The Kai began to bunch together. Tare sprinted away toward the bunkhouse, clearly intending to get up those who were sleeping and injured. Zebra turned to look at Fifteen and Sixteen, both stunned and as confused as he was.
“I...” he started. He felt a piece of himself die. “You can come with me?”
He already knew the answer and wasn’t surprised when they shook their heads. He kissed both quickly, once e
ach on the lips, then sprinted to join his brothers.
“Stop them!” Spider yowled, and guns were drawn. Startled Odds grabbed their children and hauled them into doorways and out of sight.
“That way, toward the bunkhouse!” Charlie ordered, then there was a deafening report as someone fired. Zebra’s eyes darted back and forth in a frantic panic as he tried to see if anyone was wounded, but it seemed whoever had fired had fired into the air.
“Stop where you are, or we’ll shoot,” Spider snarled. “All of you freeze.”
India whirled to face her, her expression twisted in rage.
“We are not yours to command. We are the Varekai and the Elikai, and between us we birthed the whole world! You may be a God, but you are not the only one with arcane power. I speak with the spirits, and the dead told me about you and your web! I will speak with the pig spirit, and you will not interfere!”
Zebra thought the Kai were cheering for a moment. The sound started as a low rumble, which built in ferocity until the ground was shaking and the river was trembling.
“It’s another aftershock,” Spider yelled.
“Go, run!” Dog was pushing the Kai toward the bunkhouse, and Zebra spared Fifteen and Sixteen one more look before limping after his brothers. Xícara grabbed his arm and hauled him along. They met Tare and the other wounded at the edge of town.
“Upriver,” India demanded. “I spoke to Juliet there. She will show us the way.”

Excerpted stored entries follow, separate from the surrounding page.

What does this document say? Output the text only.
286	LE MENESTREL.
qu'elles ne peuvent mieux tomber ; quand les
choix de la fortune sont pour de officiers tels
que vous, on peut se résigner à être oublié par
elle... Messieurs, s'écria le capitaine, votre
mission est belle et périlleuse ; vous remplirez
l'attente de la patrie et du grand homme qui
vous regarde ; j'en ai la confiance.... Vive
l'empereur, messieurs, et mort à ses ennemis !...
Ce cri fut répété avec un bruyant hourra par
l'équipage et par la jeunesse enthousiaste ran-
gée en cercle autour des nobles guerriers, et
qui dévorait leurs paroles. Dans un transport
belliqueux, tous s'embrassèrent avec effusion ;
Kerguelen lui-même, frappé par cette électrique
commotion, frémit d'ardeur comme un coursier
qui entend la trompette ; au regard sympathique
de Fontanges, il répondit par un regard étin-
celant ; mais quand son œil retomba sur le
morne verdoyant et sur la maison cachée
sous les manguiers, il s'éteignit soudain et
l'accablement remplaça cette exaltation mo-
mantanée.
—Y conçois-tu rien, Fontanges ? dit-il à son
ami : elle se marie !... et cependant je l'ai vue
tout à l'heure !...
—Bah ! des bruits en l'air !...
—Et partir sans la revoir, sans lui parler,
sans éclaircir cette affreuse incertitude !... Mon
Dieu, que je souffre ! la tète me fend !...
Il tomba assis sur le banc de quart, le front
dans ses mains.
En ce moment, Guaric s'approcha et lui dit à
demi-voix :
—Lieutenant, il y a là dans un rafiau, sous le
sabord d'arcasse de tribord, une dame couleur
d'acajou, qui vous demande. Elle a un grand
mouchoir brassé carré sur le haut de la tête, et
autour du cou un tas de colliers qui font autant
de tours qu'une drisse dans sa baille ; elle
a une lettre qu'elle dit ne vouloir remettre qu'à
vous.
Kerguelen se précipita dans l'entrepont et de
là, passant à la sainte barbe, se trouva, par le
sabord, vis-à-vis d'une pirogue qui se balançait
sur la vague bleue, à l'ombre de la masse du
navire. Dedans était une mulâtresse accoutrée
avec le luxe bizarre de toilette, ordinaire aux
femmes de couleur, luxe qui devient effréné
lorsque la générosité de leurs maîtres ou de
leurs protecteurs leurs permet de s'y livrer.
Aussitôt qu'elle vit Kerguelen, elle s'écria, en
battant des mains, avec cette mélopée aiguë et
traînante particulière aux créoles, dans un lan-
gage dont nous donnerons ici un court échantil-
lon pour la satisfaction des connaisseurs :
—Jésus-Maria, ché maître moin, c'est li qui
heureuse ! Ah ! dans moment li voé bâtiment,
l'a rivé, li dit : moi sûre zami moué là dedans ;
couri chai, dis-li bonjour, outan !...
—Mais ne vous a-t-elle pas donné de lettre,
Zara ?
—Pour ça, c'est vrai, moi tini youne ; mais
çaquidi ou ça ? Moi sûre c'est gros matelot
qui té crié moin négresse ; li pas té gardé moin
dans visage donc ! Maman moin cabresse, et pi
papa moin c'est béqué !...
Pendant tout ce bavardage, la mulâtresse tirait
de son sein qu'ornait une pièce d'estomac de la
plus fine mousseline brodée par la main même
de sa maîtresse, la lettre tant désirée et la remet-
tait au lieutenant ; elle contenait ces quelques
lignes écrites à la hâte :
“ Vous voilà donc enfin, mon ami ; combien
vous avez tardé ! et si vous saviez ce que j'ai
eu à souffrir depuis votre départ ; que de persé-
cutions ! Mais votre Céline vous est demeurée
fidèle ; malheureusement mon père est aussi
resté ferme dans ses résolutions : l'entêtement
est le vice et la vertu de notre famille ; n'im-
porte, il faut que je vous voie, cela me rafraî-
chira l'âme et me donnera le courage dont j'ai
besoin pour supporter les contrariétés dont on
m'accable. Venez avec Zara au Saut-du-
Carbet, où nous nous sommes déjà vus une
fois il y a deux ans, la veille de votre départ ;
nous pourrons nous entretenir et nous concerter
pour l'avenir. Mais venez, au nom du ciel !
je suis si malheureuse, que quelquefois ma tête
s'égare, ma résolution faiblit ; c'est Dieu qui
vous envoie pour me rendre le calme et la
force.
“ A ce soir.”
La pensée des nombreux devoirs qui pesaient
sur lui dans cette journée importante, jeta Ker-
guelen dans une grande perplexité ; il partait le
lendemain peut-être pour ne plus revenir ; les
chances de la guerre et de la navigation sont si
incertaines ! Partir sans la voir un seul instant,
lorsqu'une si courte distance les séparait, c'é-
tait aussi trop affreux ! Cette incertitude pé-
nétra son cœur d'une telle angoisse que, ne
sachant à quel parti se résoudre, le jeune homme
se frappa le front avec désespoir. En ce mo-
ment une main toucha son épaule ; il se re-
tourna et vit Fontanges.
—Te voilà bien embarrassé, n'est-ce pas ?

The Numbers were not following. They could hear Spider screeching, but there was no armed party running them down. Everyone was too shocked by how quickly it had all gone wrong. As the Kai fled upriver, Zebra wondered how many more times the dead were going to make their decisions for them.
* * *
Tango walked beside India as she led them north, following the river. It was slow going, but a fear of what might be coming up behind them kept them moving.
“Are you sure?” Tango asked quietly. She glanced back at Xícara. He was red in the face, looking dizzy again. He wouldn’t be able to run if the Numbers caught up with them. Or the pigs. “This is the way the hunting party went when they were attacked by the pigs.”